As such, the tools we mention above in relation to content creation are more important than ever before. Short-form video requires two things: timely and/or targeted content, and content of a high quality. In looking at the venues for this type of content—study Snapchat, Facebook, and Instagram—these platforms are driving the popularity of short-form video even further, to the extent that clips are now coming in at 60 seconds or less!
Regardless of whether you produce long-form pieces of content containing multiple shorter clips or short-form video for social media specifically, it’s important that your workflows and management systems can handle the creation of that type of content. It’s also important that you’re constantly aware of what videos are performing at what level, which is best accomplished via statistical analysis.
Short-form content is powerful, and the reason is not only because of how easily it is consumed, but also because of the way it is produced. It’s fast, cheap, and can be effective, provided you have the information available to make good decisions about what content to produce and how to distribute it.
Lean and Mean is Gaining Traction
We’ve all heard about it, and you can see the concept of “lean and mean” in other industries. With software development, for example, we talk a lot about the idea of a “minimum viable product,” or MVP. There are “lean startups” as well, the concept of starting new businesses with a bootstrapped budget, allowing for the highest level of pivoting and continuous improvement to the business model on an ongoing basis.
Now, this is finally gaining more traction in the arena of video production and with the largest media companies in the world. There have been enough success stories where small media companies were able to grow quickly and move the needle that the traditional media companies are taking notice. To react, they are either starting their own small digital properties, buying existing ones, or taking the tactics of the lean mentality to their old-school organizations.
How does this relate to content management systems?
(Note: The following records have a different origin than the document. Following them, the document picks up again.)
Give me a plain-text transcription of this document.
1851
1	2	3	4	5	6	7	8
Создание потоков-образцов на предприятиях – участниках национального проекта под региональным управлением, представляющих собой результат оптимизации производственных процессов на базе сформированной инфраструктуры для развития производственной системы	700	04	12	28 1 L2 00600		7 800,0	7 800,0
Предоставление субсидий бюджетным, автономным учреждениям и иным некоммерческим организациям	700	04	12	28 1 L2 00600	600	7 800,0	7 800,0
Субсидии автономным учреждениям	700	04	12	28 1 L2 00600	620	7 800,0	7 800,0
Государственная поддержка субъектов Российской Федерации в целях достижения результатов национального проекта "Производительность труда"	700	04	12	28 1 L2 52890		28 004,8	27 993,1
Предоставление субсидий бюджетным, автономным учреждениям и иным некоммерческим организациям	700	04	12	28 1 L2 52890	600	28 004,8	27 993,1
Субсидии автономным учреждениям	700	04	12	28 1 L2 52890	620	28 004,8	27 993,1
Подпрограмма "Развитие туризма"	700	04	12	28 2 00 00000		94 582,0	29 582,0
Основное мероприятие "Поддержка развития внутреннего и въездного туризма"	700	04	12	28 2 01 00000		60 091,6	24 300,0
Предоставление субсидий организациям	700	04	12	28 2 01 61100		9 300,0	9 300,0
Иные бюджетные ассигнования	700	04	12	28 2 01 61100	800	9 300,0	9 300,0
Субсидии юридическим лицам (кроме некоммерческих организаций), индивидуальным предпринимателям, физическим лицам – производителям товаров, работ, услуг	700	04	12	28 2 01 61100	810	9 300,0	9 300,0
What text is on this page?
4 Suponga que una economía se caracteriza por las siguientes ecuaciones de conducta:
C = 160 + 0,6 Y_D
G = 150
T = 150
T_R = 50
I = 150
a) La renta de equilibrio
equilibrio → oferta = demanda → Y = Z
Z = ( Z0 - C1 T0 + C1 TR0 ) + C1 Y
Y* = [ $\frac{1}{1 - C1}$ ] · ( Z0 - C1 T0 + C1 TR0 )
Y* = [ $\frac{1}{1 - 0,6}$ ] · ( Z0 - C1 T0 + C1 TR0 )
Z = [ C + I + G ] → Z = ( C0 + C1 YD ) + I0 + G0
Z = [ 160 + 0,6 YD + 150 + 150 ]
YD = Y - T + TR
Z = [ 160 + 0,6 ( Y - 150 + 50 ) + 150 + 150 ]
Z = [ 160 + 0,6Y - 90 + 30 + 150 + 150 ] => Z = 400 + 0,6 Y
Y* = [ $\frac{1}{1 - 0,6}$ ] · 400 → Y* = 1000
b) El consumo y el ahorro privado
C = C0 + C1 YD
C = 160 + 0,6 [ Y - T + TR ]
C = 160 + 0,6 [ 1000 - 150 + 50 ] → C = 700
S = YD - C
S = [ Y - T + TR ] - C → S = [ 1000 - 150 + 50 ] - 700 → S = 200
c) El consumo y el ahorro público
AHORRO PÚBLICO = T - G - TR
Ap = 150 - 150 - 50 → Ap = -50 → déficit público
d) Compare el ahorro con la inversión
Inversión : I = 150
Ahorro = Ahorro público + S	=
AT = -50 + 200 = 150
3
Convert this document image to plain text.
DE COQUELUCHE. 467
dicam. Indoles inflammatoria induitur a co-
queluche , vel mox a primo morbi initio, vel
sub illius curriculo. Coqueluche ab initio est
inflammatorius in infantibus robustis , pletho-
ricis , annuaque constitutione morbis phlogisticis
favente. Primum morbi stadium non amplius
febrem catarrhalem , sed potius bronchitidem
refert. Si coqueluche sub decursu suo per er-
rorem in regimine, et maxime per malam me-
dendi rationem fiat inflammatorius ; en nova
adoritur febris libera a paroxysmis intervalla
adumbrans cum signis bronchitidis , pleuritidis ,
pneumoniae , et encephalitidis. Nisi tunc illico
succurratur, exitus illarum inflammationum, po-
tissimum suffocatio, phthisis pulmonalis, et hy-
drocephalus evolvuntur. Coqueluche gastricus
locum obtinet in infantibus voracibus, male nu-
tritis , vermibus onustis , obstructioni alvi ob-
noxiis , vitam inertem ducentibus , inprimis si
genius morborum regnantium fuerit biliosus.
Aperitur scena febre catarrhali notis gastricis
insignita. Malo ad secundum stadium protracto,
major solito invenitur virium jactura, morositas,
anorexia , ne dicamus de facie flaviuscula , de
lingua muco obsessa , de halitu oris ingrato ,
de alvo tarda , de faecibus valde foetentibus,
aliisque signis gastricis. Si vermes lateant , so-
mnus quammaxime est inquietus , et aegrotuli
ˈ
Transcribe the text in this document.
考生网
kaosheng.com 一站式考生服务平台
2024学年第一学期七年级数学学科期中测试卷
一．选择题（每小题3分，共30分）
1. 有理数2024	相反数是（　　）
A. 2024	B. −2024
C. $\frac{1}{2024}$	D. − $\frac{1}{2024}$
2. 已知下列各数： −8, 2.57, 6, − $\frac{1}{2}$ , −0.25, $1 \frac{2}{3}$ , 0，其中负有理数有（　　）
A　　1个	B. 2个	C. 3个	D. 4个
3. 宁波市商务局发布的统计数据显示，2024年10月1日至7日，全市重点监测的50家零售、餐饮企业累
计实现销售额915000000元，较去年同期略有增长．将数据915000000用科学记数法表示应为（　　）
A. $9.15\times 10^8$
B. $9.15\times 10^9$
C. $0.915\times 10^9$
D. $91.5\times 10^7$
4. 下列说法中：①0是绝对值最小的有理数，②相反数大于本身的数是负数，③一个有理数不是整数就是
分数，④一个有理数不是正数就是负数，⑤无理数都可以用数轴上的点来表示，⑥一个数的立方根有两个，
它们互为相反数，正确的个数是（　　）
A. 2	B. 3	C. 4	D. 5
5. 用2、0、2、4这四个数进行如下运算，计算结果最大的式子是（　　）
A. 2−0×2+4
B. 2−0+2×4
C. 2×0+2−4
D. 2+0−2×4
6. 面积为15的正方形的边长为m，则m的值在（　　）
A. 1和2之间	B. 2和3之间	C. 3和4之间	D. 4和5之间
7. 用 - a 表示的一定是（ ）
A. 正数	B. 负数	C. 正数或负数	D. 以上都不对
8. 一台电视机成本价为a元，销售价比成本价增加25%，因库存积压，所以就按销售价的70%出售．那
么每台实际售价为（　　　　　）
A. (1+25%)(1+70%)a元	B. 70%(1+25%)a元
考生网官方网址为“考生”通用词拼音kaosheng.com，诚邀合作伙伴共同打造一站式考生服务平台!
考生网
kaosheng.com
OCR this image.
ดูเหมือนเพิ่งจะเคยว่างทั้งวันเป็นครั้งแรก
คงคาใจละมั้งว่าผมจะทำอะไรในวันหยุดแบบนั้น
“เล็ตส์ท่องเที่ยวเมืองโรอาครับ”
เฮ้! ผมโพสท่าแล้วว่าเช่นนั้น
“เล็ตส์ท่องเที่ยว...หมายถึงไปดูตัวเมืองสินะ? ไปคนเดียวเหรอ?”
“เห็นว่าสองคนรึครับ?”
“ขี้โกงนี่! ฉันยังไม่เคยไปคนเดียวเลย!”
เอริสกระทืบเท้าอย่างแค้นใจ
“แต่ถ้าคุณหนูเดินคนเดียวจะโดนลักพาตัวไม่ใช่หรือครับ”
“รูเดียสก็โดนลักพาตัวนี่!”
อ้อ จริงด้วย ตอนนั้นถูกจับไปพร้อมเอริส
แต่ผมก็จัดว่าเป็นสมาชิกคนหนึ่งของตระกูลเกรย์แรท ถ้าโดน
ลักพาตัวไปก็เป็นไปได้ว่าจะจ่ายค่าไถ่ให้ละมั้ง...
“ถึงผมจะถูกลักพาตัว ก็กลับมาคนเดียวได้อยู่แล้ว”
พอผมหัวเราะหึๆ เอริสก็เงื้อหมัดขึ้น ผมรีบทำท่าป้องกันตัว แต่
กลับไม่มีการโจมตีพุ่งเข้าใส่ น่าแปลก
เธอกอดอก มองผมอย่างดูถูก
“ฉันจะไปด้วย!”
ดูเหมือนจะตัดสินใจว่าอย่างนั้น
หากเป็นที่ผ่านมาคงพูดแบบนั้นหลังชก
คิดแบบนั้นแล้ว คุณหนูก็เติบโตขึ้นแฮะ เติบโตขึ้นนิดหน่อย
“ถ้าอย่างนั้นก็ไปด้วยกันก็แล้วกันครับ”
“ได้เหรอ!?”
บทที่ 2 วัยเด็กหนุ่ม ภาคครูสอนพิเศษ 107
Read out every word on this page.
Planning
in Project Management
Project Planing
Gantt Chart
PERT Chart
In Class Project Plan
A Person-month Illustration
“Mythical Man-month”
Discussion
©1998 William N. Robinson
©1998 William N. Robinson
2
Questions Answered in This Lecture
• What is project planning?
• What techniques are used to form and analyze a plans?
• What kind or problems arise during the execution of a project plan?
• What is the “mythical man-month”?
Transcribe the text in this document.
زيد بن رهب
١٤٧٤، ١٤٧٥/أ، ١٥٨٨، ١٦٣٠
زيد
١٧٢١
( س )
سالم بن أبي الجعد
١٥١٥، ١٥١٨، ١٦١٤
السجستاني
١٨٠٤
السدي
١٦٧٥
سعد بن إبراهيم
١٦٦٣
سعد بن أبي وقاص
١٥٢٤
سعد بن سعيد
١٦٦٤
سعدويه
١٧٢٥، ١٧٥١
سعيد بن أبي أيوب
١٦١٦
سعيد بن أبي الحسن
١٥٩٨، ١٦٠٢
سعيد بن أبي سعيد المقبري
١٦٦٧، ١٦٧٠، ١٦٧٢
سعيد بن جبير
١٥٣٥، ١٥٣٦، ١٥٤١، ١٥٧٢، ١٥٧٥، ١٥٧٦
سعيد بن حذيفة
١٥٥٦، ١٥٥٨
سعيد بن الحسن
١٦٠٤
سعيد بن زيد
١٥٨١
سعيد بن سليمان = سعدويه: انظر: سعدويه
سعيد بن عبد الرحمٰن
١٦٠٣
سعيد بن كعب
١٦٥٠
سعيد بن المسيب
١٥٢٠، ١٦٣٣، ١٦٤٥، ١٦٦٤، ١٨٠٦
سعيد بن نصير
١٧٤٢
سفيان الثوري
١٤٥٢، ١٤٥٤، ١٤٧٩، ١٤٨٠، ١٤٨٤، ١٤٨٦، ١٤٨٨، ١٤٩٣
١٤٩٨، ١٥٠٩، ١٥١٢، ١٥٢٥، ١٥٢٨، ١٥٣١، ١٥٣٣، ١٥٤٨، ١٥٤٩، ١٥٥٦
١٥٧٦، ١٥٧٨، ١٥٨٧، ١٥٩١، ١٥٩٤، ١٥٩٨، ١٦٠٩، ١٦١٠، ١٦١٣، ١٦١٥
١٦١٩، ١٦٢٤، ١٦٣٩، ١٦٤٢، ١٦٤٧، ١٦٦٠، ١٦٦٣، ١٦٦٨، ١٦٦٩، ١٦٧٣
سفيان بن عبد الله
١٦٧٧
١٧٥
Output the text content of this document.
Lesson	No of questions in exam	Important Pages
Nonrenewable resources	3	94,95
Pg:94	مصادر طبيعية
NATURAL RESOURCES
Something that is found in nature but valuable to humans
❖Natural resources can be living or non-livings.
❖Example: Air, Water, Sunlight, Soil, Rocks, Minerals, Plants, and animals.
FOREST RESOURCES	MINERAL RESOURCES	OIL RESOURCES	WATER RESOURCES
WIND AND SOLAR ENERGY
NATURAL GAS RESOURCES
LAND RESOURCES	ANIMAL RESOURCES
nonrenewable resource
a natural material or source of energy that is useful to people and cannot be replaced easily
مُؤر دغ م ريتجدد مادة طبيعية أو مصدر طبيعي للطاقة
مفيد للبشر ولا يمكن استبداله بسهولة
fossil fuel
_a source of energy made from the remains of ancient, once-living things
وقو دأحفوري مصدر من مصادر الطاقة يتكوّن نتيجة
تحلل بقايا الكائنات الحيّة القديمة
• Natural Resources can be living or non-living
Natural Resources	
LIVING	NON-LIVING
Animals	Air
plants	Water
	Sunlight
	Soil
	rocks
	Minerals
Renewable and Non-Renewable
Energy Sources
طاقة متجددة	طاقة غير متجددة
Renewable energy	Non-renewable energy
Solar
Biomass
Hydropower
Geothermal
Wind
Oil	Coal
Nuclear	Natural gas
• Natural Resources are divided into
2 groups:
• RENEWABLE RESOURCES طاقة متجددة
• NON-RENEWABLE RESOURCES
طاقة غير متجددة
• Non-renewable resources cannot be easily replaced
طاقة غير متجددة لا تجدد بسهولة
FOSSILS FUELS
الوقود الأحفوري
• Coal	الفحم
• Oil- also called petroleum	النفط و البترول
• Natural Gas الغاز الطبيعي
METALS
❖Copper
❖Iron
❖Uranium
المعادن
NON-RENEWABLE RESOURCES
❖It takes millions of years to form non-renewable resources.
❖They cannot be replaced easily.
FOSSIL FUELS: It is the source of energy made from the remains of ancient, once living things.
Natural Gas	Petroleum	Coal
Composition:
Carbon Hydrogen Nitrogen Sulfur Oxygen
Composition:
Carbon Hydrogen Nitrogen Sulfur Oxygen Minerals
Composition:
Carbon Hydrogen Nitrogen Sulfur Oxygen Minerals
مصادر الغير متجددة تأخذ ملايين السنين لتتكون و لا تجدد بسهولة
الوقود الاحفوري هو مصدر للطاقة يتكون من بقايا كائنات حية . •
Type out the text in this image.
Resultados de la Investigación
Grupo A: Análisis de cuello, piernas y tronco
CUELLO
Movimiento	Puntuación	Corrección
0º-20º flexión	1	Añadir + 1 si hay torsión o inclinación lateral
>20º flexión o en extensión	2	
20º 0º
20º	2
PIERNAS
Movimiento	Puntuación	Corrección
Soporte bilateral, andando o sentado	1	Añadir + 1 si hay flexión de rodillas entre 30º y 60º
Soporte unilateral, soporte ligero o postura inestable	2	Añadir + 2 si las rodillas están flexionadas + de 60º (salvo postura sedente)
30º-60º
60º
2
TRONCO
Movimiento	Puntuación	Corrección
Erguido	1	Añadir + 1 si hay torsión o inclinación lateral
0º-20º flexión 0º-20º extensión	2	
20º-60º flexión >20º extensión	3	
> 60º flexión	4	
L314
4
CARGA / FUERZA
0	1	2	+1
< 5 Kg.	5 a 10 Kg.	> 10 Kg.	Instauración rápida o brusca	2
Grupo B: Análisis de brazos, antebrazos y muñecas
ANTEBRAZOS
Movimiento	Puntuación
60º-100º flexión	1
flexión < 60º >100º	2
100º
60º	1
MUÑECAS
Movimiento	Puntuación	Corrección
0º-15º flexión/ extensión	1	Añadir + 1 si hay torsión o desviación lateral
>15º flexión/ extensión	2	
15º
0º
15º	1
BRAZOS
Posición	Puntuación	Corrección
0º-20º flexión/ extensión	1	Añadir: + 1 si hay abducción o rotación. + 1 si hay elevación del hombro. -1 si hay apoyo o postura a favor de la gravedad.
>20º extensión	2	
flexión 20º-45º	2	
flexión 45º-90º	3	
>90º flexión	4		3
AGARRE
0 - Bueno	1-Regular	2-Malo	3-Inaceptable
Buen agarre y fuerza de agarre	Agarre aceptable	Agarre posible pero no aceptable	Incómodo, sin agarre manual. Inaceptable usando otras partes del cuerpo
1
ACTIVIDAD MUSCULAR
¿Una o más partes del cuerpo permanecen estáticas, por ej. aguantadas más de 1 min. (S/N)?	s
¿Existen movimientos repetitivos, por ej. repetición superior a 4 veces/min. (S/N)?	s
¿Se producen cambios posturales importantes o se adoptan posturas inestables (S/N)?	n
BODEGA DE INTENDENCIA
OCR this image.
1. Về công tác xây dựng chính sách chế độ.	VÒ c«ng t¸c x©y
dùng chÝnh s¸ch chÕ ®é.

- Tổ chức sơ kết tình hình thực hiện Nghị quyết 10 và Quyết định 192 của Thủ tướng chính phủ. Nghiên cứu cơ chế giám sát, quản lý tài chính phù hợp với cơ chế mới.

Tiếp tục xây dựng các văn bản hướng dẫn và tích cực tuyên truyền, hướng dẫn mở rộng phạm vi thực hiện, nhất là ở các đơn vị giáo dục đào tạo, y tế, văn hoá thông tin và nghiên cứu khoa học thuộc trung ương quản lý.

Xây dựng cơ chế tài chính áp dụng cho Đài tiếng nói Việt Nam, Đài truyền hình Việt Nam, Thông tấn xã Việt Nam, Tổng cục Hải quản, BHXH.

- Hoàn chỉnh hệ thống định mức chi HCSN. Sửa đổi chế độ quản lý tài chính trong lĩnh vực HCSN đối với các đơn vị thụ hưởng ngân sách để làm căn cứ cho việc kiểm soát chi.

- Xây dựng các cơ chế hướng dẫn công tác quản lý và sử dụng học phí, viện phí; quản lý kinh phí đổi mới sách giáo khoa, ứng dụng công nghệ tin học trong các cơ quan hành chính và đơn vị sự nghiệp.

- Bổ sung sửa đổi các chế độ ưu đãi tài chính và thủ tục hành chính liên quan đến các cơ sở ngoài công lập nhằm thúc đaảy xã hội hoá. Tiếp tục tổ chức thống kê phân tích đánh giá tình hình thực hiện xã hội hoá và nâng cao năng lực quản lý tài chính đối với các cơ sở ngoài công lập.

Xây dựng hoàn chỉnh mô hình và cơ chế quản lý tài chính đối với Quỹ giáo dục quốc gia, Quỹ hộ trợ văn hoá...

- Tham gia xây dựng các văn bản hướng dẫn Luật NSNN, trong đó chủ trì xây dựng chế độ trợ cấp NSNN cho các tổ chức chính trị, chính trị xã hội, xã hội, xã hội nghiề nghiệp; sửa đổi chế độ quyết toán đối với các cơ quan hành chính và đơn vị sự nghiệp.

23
In a nutshell, it brings to light the problem we noted above: the inability of a one-screen solution to exist in a setting where it would do the best, which is an agile and ever-iterating media organization.
It simply isn’t feasible to try to compete with the interrupters utilizing an old-school mentality. To be nimble, quick, and produce great content, you will need a centralized piece of software that manages your entire process of production and distribution. Otherwise, you will have issues as you scale to a size that is required for profitability.
Overall, the NAB show is a fascinating experience. Many different areas of an enormous industry come together in one setting to see the latest and greatest technology, and converse about the state of the business in addition to where it is going. After this year’s show, there can be no doubt that the proliferation of online distribution of short-form video will continue. We can also be sure that more and more traditional media companies will fight to stop interruption from the smaller players vying for more and more attention.
The one question remains: Who will invest in building out the proper content management ecosystem that allows them to scale properly and manage their property in the most effective way possible?